Allowing override of JSON dumps serialization for standard types

I come from here: Subclassed json.JSONEncoder does not respect default method for supported types · Issue #74528 · python/cpython · GitHub

As mentioned, I need to serialize a class (which is a 128-bit value which extends the standard int class) into an RFC-4122 compliant string, and the fact that I can’t override int serialization (which, of course, cuts off my ints because of numbers-as-floats in JSON…) seems bonkers.

The original author of the PR had done good work, but it was refused on the grounds of “needing more discussion”, which I understand, given that their change was potentially breaking, and if you want to do that kind of change, better do it well and durably.

However, all this new feature really needs to be non-breaking is to add an “override()” method to the JSONEncoder class. It would basically “pass” in the implementation of JSONEncoder, but you could extend it like you would “default()” currently. This “override()” method would simply be read before the standard conversions, unlike “default()”.

In the meantime, I’ll be writing my own “json.dumps preprocessor” for my code, but this seems like a lot of trouble for a feature which should absolutely be standard.

If there is any better way to override the JSON serialization for standard types, or classes that extend standard types, I’m all ears.

1 Like

It would help if you could point to the docs of JSON serialization – I vaguely recall that you can override for specific classes, so if you subclass int, can’t you add the magic method to your subclass?

(Aside: using terms like “bonkers” seems unnecessary. Let’s just focus on ways we could solve the problem.)

While the behavior of JSONEncoder.default / dumps(default=) is often surprising to new users, I don’t think it’s unreasonable. For speed, classes that directly map to JSON types can’t be overridden. If you want to change the output you’re going to get, you do a preprocessing step. At that point, I doubt you’re getting any significant performance difference from using default vs your own preprocessor.

This often comes up in Flask, where users are confused because the default json_response function doesn’t serialize SQLAlchemy query results. The answer there is to use a serialization library like Marshmallow or cattrs that is designed to get data to and from a format that’s appropriate for JSON.

3 Likes

I agree default could have been named fallback, but too late now (ie not worth the disruption).

I don’t think the standard-library JSON module should learn this functionality, as I think it should be a strict JSON encode/decode library for systems without the ability to install third-party packages. I think it already has too much functionality.

I’m sure you’re aware of the JSON encoders on PyPI which support the functionality you’re requesting, eg: simplejson, rapidjson, orjson (but not fast-json, ijson, json5, ijson or nujson)

1 Like

I think two-pass (preprocessor/postprocessor) approach is the best.

  • User can chose preprocessor that matches their use case.
  • Same preprocessor can be used for toml, msgpack, etc.
  • Postprocessor can use context information (see below).
In [1]: from pydantic import BaseModel
In [3]: from datetime import date

In [4]: class Child(BaseModel):
   ...:     name: str
   ...:     birthday: date
   ...:

In [5]: c = Child(name="miro", birthday=date(2012,3,24))

In [8]: s = c.json()

In [9]: s
Out[9]: '{"name": "miro", "birthday": "2012-03-24"}'

In [12]: Child.parse_raw(s)
Out[12]: Child(name='miro', birthday=datetime.date(2012, 3, 24))

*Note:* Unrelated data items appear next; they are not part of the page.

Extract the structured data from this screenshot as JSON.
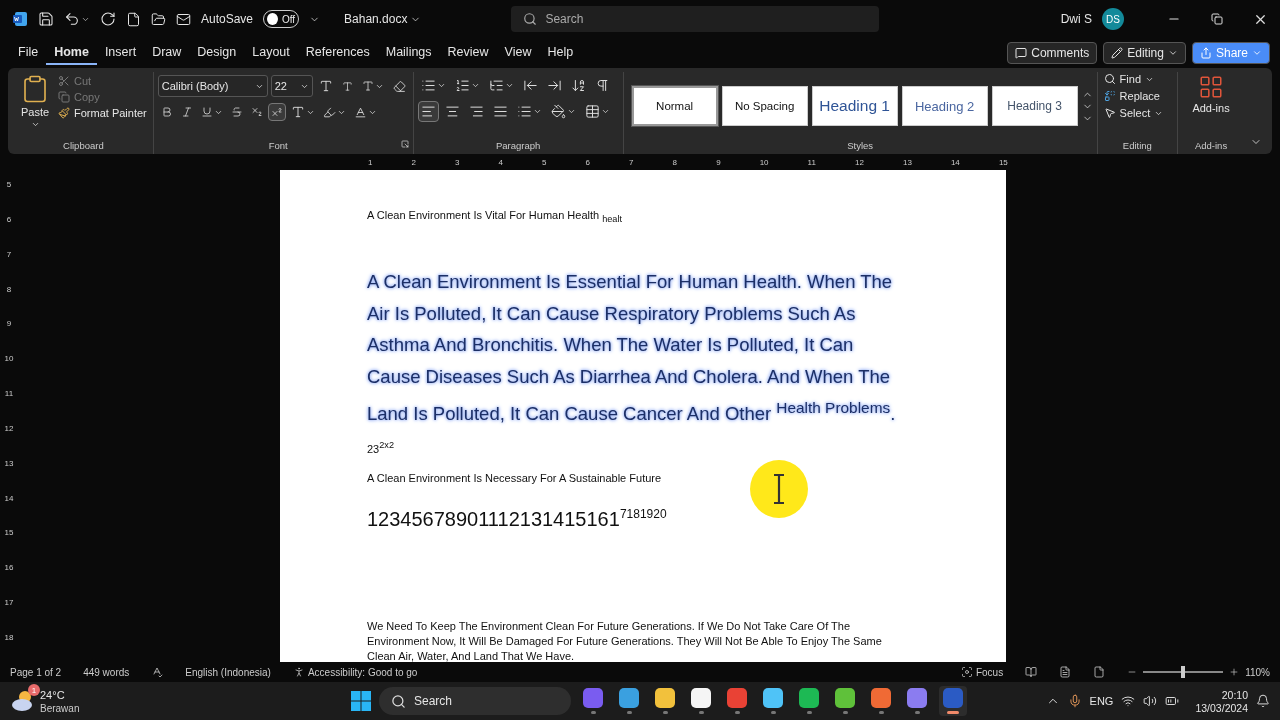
{
  "titlebar": {
    "autosave_label": "AutoSave",
    "autosave_on": false,
    "autosave_state": "Off",
    "filename": "Bahan.docx",
    "search_placeholder": "Search",
    "user_name": "Dwi S",
    "user_initials": "DS"
  },
  "menu_tabs": [
    {
      "label": "File",
      "selected": false
    },
    {
      "label": "Home",
      "selected": true
    },
    {
      "label": "Insert",
      "selected": false
    },
    {
      "label": "Draw",
      "selected": false
    },
    {
      "label": "Design",
      "selected": false
    },
    {
      "label": "Layout",
      "selected": false
    },
    {
      "label": "References",
      "selected": false
    },
    {
      "label": "Mailings",
      "selected": false
    },
    {
      "label": "Review",
      "selected": false
    },
    {
      "label": "View",
      "selected": false
    },
    {
      "label": "Help",
      "selected": false
    }
  ],
  "actions": {
    "comments": "Comments",
    "editing": "Editing",
    "share": "Share"
  },
  "ribbon": {
    "clipboard": {
      "paste": "Paste",
      "cut": "Cut",
      "copy": "Copy",
      "format_painter": "Format Painter",
      "label": "Clipboard"
    },
    "font": {
      "family": "Calibri (Body)",
      "size": "22",
      "label": "Font",
      "superscript_on": true
    },
    "paragraph": {
      "label": "Paragraph",
      "align_left_on": true
    },
    "styles": {
      "label": "Styles",
      "items": [
        {
          "label": "Normal",
          "kind": "normal",
          "selected": true
        },
        {
          "label": "No Spacing",
          "kind": "normal",
          "selected": false
        },
        {
          "label": "Heading 1",
          "kind": "heading1",
          "selected": false
        },
        {
          "label": "Heading 2",
          "kind": "heading2",
          "selected": false
        },
        {
          "label": "Heading 3",
          "kind": "heading3",
          "selected": false
        }
      ]
    },
    "editing": {
      "find": "Find",
      "replace": "Replace",
      "select": "Select",
      "label": "Editing"
    },
    "addins": {
      "button": "Add-ins",
      "label": "Add-ins"
    }
  },
  "ruler": {
    "numbers": [
      "1",
      "2",
      "3",
      "4",
      "5",
      "6",
      "7",
      "8",
      "9",
      "10",
      "11",
      "12",
      "13",
      "14",
      "15"
    ],
    "vertical_numbers": [
      "5",
      "6",
      "7",
      "8",
      "9",
      "10",
      "11",
      "12",
      "13",
      "14",
      "15",
      "16",
      "17",
      "18"
    ]
  },
  "document": [
    {
      "kind": "line",
      "text": "A Clean Environment Is Vital For Human Health $_{healt}$"
    },
    {
      "kind": "glow",
      "text": "A Clean Environment Is Essential For Human Health. When The Air Is Polluted, It Can Cause Respiratory Problems Such As Asthma And Bronchitis. When The Water Is Polluted, It Can Cause Diseases Such As Diarrhea And Cholera. And When The Land Is Polluted, It Can Cause Cancer And Other $^{Health Problems}$."
    },
    {
      "kind": "line",
      "text": "23$^{2x2}$"
    },
    {
      "kind": "line",
      "text": "A Clean Environment Is Necessary For A Sustainable Future"
    },
    {
      "kind": "big",
      "text": "12345678901112131415161$^{7181920}$"
    },
    {
      "kind": "cursor"
    },
    {
      "kind": "line",
      "text": "We Need To Keep The Environment Clean For Future Generations. If We Do Not Take Care Of The Environment Now, It Will Be Damaged For Future Generations. They Will Not Be Able To Enjoy The Same Clean Air, Water, And Land That We Have."
    }
  ],
  "status_bar": {
    "page": "Page 1 of 2",
    "words": "449 words",
    "language": "English (Indonesia)",
    "accessibility": "Accessibility: Good to go",
    "focus": "Focus",
    "zoom": {
      "level": 0.47,
      "reading": "110%"
    }
  },
  "taskbar": {
    "temperature": "24°C",
    "weather": "Berawan",
    "weather_badge": "1",
    "search_placeholder": "Search",
    "apps": [
      {
        "color": "#7a5cf0",
        "running": false
      },
      {
        "color": "#3aa0e0",
        "running": false
      },
      {
        "color": "#f2c13c",
        "running": false
      },
      {
        "color": "#f5f5f5",
        "running": false
      },
      {
        "color": "#e94235",
        "running": false
      },
      {
        "color": "#4fc3f7",
        "running": false
      },
      {
        "color": "#1db954",
        "running": false
      },
      {
        "color": "#5fc13a",
        "running": false
      },
      {
        "color": "#f06a35",
        "running": false
      },
      {
        "color": "#8b7cf0",
        "running": false
      },
      {
        "color": "#2b5bc4",
        "running": true
      }
    ],
    "language": "ENG",
    "time": "20:10",
    "date": "13/03/2024"
  }
}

In this example, pydantic can convert “2012-03-24” as date because it knows “birthday: date” information. That is what I say “context”.

I am afraid about making JSONEncoder complicated. Many people may have many customization request.

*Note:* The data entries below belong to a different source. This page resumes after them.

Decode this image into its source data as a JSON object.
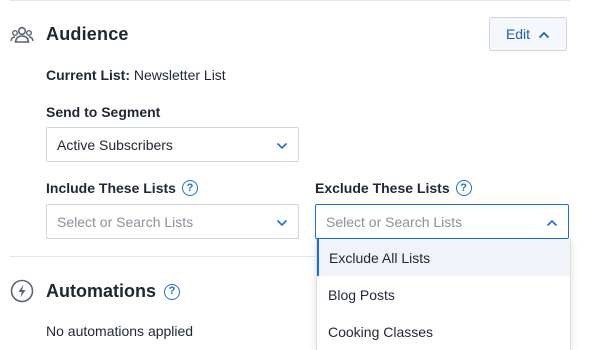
{
  "audience": {
    "title": "Audience",
    "edit_label": "Edit",
    "current_list_label": "Current List:",
    "current_list_value": "Newsletter List",
    "segment_label": "Send to Segment",
    "segment_value": "Active Subscribers",
    "include_label": "Include These Lists",
    "include_placeholder": "Select or Search Lists",
    "exclude_label": "Exclude These Lists",
    "exclude_placeholder": "Select or Search Lists",
    "exclude_options": [
      "Exclude All Lists",
      "Blog Posts",
      "Cooking Classes"
    ]
  },
  "automations": {
    "title": "Automations",
    "empty_text": "No automations applied"
  },
  "colors": {
    "accent": "#1d6fd8",
    "text": "#1f2733",
    "icon": "#5b6472"
  },
  "icons": [
    "users-icon",
    "chevron-up-icon",
    "chevron-down-icon",
    "help-icon",
    "bolt-icon"
  ]
}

Instead of making JSONEncoder more customizable, I would like to provide toolkit for writing their own encoder. Since JSON is simple, providing str encoder and float encoder would be enough for writing custom encoder by themselves.

We expose encode_basestring and encode_basestring_ascii in json.encoder but they are not documented. And we don’t expose float encoder yet.

So my counter proposal is:

  • Rename encode_basestring and encode_basestring_ascii to encode_str and encode_str_ascii. (keep undocumented encode_basestring for backward compatibility.)
  • Expose encoder_encode_float() C function as json.encoder.encode_float() Python function.
  • Be conservative about making JSONEncoder more customizable. Recommend two-pass approach or writing their custom encoder first for feature request.

Guido von Rossum

Here is the doc; the only method that allows override is default(), but this method is only ever read for non-standard types (so effectively an “afterthought” of a normal serialization, in a sense), so standard types like bool or int (and, importantly, subclasses that inherit them) cannot have their serialization be overridden properly.

(Aside: I see “bonkers” as a silly term, but rereading the sentence, I do understand how it could be construed as some form of attack: I apologize. My sentiment was more along the lines of “I tried this for so long and with so little success that I’m starting to think I am insane, or at least very, very stupid”. And, while I might try to defend myself from accusations of the former, I will make no such claims for the latter. :sweat_smile: )

David Lord

The idea would precisely be to bake the design of a simple (possibly limited) preprocessing method into the JSONEncoder class, so that it can be leveraged like default() is, for a “postprocessor that just handles unhandled types” (caricatural description, but bear with me). I think expecting new users to write their own (fast) preprocessor (for JSON-like structures that might be heavily nested) is not the best idea. The advantage of a design like default() is that it is pretty easy to get a handle on (ie, just write a bunch of “if isintance of X, return Y”, then raise the unhandled case properly). I think something similar should be done for a preprocessor.

Laurie O.

I did not know many of these, actually. Where I work, we tend to limit our reliance on third-party dependencies as much as possible; but I’ll definitely take a look at these, thanks !

Once again, my thinking is just to provide “syntactic sugar” for simple preprocessors in the standard json lib; but if you consider that the current json lib already has too much functionality, I can see why you’d disagree with my suggestion.

Inada Naoki

Instead of making JSONEncoder more customizable, I would like to provide toolkit for writing their own encoder. Since JSON is simple, providing str encoder and float encoder would be enough for writing custom encoder by themselves.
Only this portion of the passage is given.